The Rotterdam-based club are eight points clear of both second-placed Ajax and PSV Eindhoven in third.
Ahead of Sunday's home match with RKC Waalwijk, we take a closer look at exactly what has changed.
With an eight-point lead and only seven games remaining, Feyenoord need a maximum of 14 points from a possible 21 to land the title.
Making that task easier is an agreeable run of fixtures. Slot's side will not play any of the current top six between now and the end of the season.
If they break Ajax and PSV's hold on the title, it will be a great achievement. Prior to their 2017 triumph, Feyenoord last won the Eredivisie back in 1999.
Since then, AZ Alkmaar and Twente are the only other clubs to have broken the dominance of the big two at the top of Dutch football.
As a well-supported team with a rich history, Feyenoord have arguably underachieved in this regard. But Slot has changed their story and created the opportunity for a new era.
It is not just in the Eredivisie where his side are chasing success. They meet Roma in the Europa League quarter-finals next week, where they will be looking for some revenge.
Feyenoord lost to Roma in the final of last season’s Europa Conference League, in what was Slot's debut campaign.

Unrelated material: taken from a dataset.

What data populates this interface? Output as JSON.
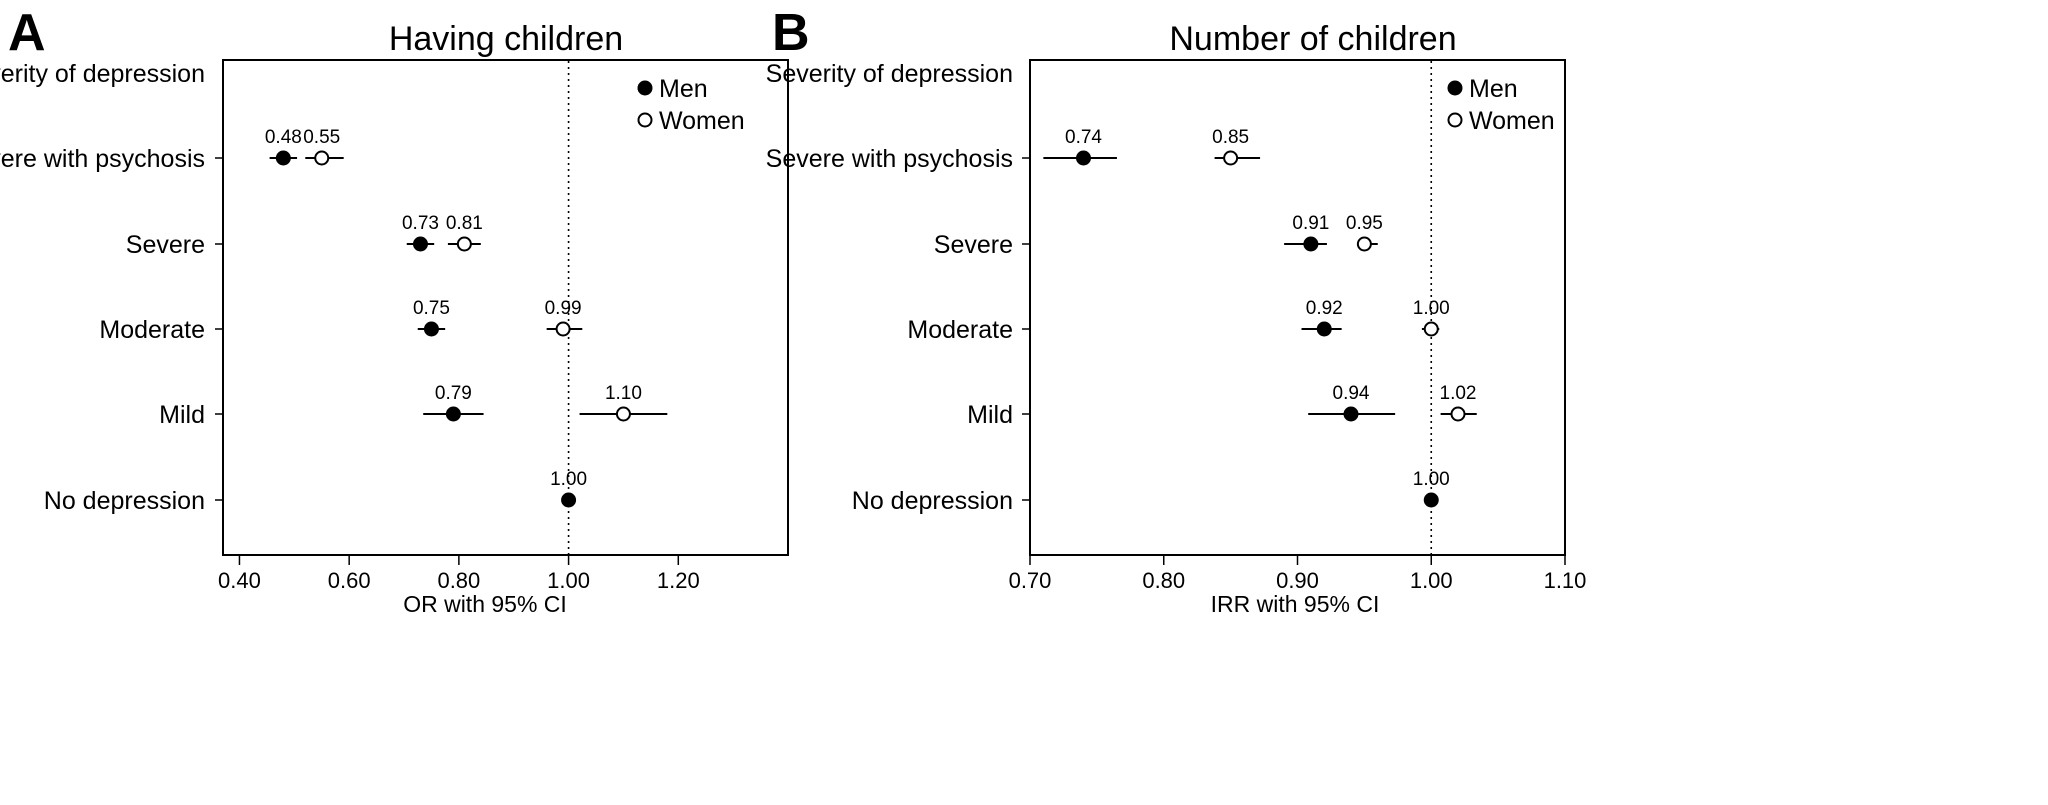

He also guided the team to a third place finish in the Eredivisie in 2021-22, which was two positions and 12 points better than they had managed in the previous season under Dick Advocaat.
Most importantly, Slot changed the playing style from counter-attacking tactics to a more adventurous, possession-based approach. The 44-year-old also improved the performances of existing players.
One of the most impressive aspects of Feyenoord's likely title triumph is that the club were tasked with rebuilding the squad in the summer, when many important players departed.
This included the likes of Marcos Senesi, Tyrell Malacia and Luis Sinisterra who were all bought by Premier League clubs, while the on-loan Reiss Nelson returned to Arsenal.
Slot has created a new team, largely comprised of players that arrived in pre-season. Again, he has managed to improve performance levels, both individually and from the team as a whole.
Slot's 4-2-3-1 formation sees him utilise inverted full-backs, who come infield and add to the numbers in the centre of the park.
His wingers stay wide and put plenty of balls into the box, with Feyenoord playing more crosses this season than any other club in the Eredivisie.
By keeping the wingers near the touchline, Slot's team have men in dangerous positions, one-on-one with the full-backs, whenever there is a transition.
Yet they also look to control the game, with only Ajax averaging a higher possession rate in the Dutch top flight than Feyenoord's 58.3%.
Unsurprisingly, Slot has become a man in demand.
As well as the links with Tottenham, Leeds tried to bring him in to replace Jesse Marsch earlier this season.
Feyenoord might be on the verge of a new era of success, but they would be wise to quickly look for someone that can continue the architect's work.
Slot’s achievements are too great to be ignored by richer clubs.